UNHCR clears obstacles to return of Afghan refugees
QUETTA, Pakistan, Sept 25 (UNHCR) - Among the hundreds of thousands of Afghans heading home from Pakistan this year are the first groups repatriating under a UNHCR programme that seeks solutions to specific problems in Afghanistan that had prevented their return.
By yesterday, three groups - 59 families and 318 individuals - had left Chaman refugee camps in Balochistan for the bordering Afghan town of Spin Boldak under the UN refugee agency's Facilitated Group Returns (FGR) programme.
The refugees had bought land to settle but, under the scheme, UNHCR stepped in to provide extra assistance, such as well installation, that made this move a viable solution to their problem.
"We are Pashtuns originally from Shibirghan, the provincial capital of Jawzjan province. After spending around two years in this camp we have decided to go back to Afghanistan," said Abdul Rauf, a refugee in Roghani camp who led a group of 22 families that left Chaman on September 16.
That group of 22 was the first of a total of 705 families who have asked to go back to Afghanistan under the FGR programme from different camps in Balochistan. A second group comprising 21 families and 87 individuals left on September 23.
"The 705 families that will gradually return in several groups have bought land in the south bordering the town of Spin Boldak as they cannot return to their places of origin in the north due to their lack of confidence in the security conditions there," said Abdul Rauf.
He said they had considered returning to Jawzjan province, but after much thought, it became evident that repatriation to their places of origin was out of the question because of the uncertain security situation. Instead they bought land and decided to settle in Spin Boldak.
"These 705 families were identified during the UNHCR Shura repatriation meetings held in camps," said Zelmira Sinclair, Head of the Repatriation Unit in UNHCR's Quetta office.
"In these meetings, UNHCR shares information with refugees, helping them make a voluntary decision to repatriate. Refugees in response share specific problems impeding their return. The problem is relayed to the UNHCR Afghanistan office for action," she explained. "Once UNHCR Afghanistan conveys that the problem can be solved, we go back to negotiate with the group about their return and facilitate the repatriation."
Sinclair said the 705 families had bought land but had no water supply system and also lacked shelter material.
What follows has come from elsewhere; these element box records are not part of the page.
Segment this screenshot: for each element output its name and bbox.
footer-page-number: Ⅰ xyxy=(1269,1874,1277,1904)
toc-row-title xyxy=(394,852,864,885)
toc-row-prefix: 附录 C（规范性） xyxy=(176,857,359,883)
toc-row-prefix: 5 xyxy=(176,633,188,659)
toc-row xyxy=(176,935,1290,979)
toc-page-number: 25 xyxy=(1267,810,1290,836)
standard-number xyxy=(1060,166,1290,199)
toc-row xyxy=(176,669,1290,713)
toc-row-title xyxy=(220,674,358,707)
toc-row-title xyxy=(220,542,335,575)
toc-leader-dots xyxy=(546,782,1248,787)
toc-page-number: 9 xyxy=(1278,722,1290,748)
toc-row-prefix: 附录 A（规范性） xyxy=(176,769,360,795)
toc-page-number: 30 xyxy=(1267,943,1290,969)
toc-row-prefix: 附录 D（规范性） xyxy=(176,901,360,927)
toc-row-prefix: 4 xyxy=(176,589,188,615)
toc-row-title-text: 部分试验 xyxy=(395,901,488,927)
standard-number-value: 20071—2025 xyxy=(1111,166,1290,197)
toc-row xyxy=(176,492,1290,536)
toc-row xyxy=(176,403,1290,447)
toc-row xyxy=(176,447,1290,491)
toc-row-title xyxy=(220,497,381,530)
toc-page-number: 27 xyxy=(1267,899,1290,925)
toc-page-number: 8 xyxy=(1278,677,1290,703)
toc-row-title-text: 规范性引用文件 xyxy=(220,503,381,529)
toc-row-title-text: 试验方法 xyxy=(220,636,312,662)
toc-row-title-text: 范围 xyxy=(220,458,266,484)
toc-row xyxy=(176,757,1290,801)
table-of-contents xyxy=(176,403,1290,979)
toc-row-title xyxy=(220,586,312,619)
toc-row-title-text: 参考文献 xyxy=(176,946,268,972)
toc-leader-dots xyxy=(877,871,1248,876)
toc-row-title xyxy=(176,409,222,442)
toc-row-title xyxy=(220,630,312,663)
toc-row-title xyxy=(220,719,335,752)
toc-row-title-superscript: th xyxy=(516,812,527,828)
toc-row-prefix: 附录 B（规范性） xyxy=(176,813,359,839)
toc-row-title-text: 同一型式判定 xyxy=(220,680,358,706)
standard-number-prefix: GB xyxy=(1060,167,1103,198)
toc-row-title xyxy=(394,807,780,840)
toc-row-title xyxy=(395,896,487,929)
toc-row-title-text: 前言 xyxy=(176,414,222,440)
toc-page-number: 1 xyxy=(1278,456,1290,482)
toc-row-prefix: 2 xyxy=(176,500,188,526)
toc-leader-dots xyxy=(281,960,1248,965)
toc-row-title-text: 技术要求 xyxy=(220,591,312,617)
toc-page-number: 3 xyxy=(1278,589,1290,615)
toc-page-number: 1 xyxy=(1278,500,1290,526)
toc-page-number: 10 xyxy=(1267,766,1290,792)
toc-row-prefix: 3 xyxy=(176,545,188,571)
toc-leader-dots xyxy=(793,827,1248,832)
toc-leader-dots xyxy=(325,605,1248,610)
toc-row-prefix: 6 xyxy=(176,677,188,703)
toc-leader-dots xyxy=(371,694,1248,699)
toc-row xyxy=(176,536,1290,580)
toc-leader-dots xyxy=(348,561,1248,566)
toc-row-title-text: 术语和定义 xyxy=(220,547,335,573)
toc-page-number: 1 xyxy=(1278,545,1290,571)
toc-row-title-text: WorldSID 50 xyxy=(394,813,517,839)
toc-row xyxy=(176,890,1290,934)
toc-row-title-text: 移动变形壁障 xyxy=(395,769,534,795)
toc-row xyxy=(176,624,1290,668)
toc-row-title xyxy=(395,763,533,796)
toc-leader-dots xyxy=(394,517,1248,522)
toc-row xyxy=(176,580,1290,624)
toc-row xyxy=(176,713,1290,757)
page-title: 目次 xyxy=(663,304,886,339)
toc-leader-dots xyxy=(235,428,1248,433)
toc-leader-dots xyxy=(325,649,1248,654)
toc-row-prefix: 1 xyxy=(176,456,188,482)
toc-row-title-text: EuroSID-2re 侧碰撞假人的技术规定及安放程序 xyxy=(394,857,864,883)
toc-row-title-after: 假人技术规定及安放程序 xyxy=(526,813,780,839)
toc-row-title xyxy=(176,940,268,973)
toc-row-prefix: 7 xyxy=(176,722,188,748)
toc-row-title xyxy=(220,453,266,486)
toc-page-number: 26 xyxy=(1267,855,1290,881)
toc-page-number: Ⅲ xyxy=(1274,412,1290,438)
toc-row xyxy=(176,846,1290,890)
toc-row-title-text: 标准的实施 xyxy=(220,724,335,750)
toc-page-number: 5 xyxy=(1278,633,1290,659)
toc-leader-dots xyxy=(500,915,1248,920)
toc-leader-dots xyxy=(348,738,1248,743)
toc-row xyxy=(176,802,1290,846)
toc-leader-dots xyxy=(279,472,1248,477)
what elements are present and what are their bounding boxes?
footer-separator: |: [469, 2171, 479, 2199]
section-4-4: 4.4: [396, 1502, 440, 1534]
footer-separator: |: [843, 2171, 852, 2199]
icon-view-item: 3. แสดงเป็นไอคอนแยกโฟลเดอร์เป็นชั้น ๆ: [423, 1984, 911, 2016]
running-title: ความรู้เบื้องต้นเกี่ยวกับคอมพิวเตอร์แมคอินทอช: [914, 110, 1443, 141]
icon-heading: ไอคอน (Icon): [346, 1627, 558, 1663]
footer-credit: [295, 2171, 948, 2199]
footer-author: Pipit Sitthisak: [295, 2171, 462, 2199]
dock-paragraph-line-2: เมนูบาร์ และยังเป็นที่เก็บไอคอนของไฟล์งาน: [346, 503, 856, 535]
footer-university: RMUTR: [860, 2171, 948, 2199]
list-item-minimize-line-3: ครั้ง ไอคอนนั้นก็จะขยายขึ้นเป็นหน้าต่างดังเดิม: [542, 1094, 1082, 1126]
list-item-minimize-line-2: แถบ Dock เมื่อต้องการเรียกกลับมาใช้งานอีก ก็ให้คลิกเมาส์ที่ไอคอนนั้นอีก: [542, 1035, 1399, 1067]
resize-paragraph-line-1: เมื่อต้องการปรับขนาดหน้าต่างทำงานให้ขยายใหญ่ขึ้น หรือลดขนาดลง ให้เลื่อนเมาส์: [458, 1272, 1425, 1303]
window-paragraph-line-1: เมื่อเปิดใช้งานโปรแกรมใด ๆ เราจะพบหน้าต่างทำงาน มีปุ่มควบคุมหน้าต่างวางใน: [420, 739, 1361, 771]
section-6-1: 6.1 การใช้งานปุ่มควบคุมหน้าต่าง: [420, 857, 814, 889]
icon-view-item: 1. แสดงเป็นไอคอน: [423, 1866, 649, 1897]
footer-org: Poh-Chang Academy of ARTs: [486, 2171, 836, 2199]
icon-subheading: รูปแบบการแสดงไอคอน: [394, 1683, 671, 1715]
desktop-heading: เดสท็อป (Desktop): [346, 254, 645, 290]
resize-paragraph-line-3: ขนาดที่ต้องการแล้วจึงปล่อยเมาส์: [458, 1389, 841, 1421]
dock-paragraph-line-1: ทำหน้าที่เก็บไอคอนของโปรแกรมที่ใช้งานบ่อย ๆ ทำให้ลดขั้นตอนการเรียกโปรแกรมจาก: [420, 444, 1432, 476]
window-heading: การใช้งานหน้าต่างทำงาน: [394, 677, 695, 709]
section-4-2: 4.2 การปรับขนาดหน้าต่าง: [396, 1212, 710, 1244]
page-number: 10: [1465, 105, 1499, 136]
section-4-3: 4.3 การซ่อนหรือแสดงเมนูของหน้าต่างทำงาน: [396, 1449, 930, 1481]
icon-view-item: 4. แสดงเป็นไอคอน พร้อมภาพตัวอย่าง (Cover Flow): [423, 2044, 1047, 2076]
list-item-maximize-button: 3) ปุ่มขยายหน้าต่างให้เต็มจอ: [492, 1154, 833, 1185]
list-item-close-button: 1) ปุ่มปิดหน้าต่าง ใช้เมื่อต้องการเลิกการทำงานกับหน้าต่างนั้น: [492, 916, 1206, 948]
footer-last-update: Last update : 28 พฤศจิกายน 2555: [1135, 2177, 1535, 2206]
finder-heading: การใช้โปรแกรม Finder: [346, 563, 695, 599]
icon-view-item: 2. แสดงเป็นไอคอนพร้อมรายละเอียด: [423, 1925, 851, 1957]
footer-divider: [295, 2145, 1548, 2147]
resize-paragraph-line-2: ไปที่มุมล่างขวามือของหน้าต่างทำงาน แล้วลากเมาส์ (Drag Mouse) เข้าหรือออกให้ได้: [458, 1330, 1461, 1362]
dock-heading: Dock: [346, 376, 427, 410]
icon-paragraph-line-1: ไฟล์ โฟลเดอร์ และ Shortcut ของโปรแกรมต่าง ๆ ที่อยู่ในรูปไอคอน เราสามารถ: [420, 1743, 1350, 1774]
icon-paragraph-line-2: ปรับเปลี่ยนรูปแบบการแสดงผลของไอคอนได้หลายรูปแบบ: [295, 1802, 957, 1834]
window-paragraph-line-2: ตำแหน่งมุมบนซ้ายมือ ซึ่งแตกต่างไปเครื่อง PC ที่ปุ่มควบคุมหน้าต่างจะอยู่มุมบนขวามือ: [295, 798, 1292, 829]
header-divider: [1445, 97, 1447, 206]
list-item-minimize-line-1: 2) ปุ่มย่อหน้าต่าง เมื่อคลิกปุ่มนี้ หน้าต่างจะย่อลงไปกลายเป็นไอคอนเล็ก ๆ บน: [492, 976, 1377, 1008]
UNHCR Kandahar installed tube wells on the land of the first two groups, while work is underway on the other area.
For these groups, UNHCR had also developed a special package in addition to its regular assistance. The additional package includes for each family $50 for support and $13 for latrines. Each family is also entitled to a shelter package including tool kits, iron beams for two rooms, a metal door, metal windows and latrine slabs.
Abdul Baseer, another refugee who returned with the first group, said he had a family of eight and had decided to go back because he did not see a future in Pakistan, waiting in the border camp for ration handouts.
"For how long we will have to survive like this, depending on help from aid agencies? I think this is good that UNHCR is helping us to start a respectable life back in our own country," he said.
Filippo Grandi, UNHCR Chief of Mission in Kabul, endorsed the concept of being more target-oriented to solve returnee problems.
"We have to identify a solution by targeting areas where people are willing to return. We know that there are problems which UNHCR cannot handle, but we have to be specific about the ones which we can, so that people, after having their problems solved, can go back," he said.
These groups that crossed over the Chaman border into Afghanistan from Pakistan in September were among more than 308,000 Afghans who have returned this year, including 50,000 from Balochistan.